Tahukah Anda, Mundo Deportivo mengabarkan bahwa klub Premier League mundur setelah ditawarkan sejumlah uang oleh UEFA. Kabar dari media Spanyol itu menguat setelah dalam pengumuman resminya, ESL bilang kalau klub Premier League mundur karena adanya tekanan dari luar.
Perlu diketahui pula, pasca ESL digaungkan, UEFA juga mengumumkan format baru Liga Champions yang akan resmi dipakai di musim 2024/2025. Pengumuman ini keluar lebih cepat dari yang direncanakan. Bahkan sejatinya, klub-klub Eropa belum paham dengan format baru tersebut.
Sekilas yang saya tahu, dalam format baru tersebut jumlah peserta ditambah. Format grup juga diubah dan menjamin peserta lebih banyak memainkan laga. Ujungnya, Liga Champions berjalan lebih lama, yang artinya banyak laga terjadi, banyak slot untuk sponsor, dan tujuan akhirnya sama dengan ESL, menambah keuntungan finansial.Â
ESL memang menjanjikan keuntungan besar kepada para pesertanya. Modal awal yang diinvestasikan JP Morgan kepada ESL saja 6 miliar dollar AS. Pasca kabar ini mencuat, apa yang dilakukan UEFA? UEFA sedang berdiskusi dengan Centricus Asset Management soal paket pembiayaan 6 miliar euro (7,2 miliar dollar AS) untuk merombak Liga Champions demi menyaingi ESL. Hal ini menunjukkan bahwa apapun akhirnya, konklusinya ya soal bagi-bagi kue yang makin besar.
Inilah yang saya maksud dengan pengulangan sejarah. Pasalnya, ide sejenis bukan kali ini saja. Serie A dan Premier League lahir dari ide yang sama, yakni ketidakpuasan klub-klub kuat terhadap liga yang dikelola federasi. Hal tersebut jelas tak akan saya bahas di sini, sebab bakal panjang ulasannya.
Yang terpenting, sekarang kita tahu bahwa perlu kepada dingin untuk menyikapi peristiwa panas semacam ESL. Sebab, ide-ide semacam Liga Super ini tak hanya terjadi di 5 liga top eropa.

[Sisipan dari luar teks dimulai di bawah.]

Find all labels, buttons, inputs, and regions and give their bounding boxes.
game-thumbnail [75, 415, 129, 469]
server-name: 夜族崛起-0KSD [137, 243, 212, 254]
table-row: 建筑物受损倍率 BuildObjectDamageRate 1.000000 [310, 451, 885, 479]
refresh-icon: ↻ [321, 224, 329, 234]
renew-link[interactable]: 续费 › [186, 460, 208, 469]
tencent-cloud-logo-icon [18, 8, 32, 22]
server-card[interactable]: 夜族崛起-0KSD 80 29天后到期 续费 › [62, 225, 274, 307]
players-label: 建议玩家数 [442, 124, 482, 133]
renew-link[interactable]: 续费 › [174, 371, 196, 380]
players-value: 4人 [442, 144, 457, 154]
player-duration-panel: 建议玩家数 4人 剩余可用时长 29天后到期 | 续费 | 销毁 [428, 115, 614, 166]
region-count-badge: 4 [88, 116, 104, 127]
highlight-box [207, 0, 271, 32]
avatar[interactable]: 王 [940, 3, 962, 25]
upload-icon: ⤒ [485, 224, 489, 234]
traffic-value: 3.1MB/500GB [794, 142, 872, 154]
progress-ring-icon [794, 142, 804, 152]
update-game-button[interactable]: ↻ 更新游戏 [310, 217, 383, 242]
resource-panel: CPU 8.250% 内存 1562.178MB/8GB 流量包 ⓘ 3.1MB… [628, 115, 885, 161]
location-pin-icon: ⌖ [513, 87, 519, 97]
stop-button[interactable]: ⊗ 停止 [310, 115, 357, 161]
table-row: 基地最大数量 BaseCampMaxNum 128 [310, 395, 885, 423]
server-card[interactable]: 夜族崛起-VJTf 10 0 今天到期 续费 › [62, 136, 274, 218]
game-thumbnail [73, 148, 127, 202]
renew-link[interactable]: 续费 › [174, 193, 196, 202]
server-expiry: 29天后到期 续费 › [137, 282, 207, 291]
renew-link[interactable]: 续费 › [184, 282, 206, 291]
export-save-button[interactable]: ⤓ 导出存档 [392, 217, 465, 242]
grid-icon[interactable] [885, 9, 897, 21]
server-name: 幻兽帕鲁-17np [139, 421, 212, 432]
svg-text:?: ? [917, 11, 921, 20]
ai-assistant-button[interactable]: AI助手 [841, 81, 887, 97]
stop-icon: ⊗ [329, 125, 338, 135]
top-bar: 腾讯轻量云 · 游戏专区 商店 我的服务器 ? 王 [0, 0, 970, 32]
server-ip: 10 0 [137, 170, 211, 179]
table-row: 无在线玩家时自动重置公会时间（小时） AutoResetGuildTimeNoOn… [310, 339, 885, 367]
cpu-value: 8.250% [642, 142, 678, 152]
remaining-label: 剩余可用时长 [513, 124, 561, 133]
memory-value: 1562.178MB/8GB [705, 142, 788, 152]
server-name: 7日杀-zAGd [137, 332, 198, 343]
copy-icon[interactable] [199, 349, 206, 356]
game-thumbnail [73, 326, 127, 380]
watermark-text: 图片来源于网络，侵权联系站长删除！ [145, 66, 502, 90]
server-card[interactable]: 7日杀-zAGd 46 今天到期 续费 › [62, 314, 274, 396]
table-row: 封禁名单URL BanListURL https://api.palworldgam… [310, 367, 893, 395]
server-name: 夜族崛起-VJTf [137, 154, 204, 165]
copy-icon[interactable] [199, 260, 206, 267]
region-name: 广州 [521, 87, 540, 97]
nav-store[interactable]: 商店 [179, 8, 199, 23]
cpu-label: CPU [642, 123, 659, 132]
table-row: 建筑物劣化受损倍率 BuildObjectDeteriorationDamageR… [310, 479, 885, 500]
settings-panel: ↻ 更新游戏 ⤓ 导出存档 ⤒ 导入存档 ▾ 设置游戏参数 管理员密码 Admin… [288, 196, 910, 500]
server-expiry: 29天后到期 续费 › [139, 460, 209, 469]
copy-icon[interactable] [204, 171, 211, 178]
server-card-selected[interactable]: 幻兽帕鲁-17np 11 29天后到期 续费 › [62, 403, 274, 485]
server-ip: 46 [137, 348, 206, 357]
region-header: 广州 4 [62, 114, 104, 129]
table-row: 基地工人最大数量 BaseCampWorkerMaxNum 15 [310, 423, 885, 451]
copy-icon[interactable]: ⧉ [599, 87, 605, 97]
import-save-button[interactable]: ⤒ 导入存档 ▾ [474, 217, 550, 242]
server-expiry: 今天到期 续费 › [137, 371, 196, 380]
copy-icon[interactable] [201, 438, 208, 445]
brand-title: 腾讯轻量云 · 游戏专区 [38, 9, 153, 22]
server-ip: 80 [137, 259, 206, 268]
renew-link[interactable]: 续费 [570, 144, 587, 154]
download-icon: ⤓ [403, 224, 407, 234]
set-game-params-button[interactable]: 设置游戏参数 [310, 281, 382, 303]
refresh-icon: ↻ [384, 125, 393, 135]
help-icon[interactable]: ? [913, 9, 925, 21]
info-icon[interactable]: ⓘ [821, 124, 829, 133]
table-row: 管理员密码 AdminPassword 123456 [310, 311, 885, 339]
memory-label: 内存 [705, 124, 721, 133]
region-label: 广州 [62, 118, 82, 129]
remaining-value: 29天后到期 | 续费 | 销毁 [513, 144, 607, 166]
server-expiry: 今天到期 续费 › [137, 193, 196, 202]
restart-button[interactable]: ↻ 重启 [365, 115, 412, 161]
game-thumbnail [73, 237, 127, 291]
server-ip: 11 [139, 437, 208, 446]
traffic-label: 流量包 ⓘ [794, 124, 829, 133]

Di luar penguasa itu, klub kasta kedua Eropa juga punya rencana yang sama. Asia juga, sempat ada wacana liga super, bahkan ASEAN juga punya ide serupa.
ESL juga telah menunjukkan kepada kita wajah sepak bola modern. Yang terjadi bukan adu prestasi, melainkan adu kompromi antar pemilik klub dengan federasi sepak bola agar semua pihak merasa sama-sama untung dari sepak bola.Â
Apa yang ditunjukkan fans di eropa sana juga patut dijadikan pembelajaran untuk kita bahwa klub tak boleh dibiarkan dijalankan oleh orang-orang serakah yang tak menghormati hukum, sejarah, dan nilai kultural sebuah tim.
Akhirnya, kini kita sama-sama tahu kan konklusi dari ESL dan kompetisi Liga Champions UEFA? Mau pro atau kontra, ujungnya sama, duit! Cukup sekian, nanti kita cerita lagi tentang European Super League ini. Sebab, kisah drama ESL ini masih mungkin berlanjut hingga berjilid-jilid.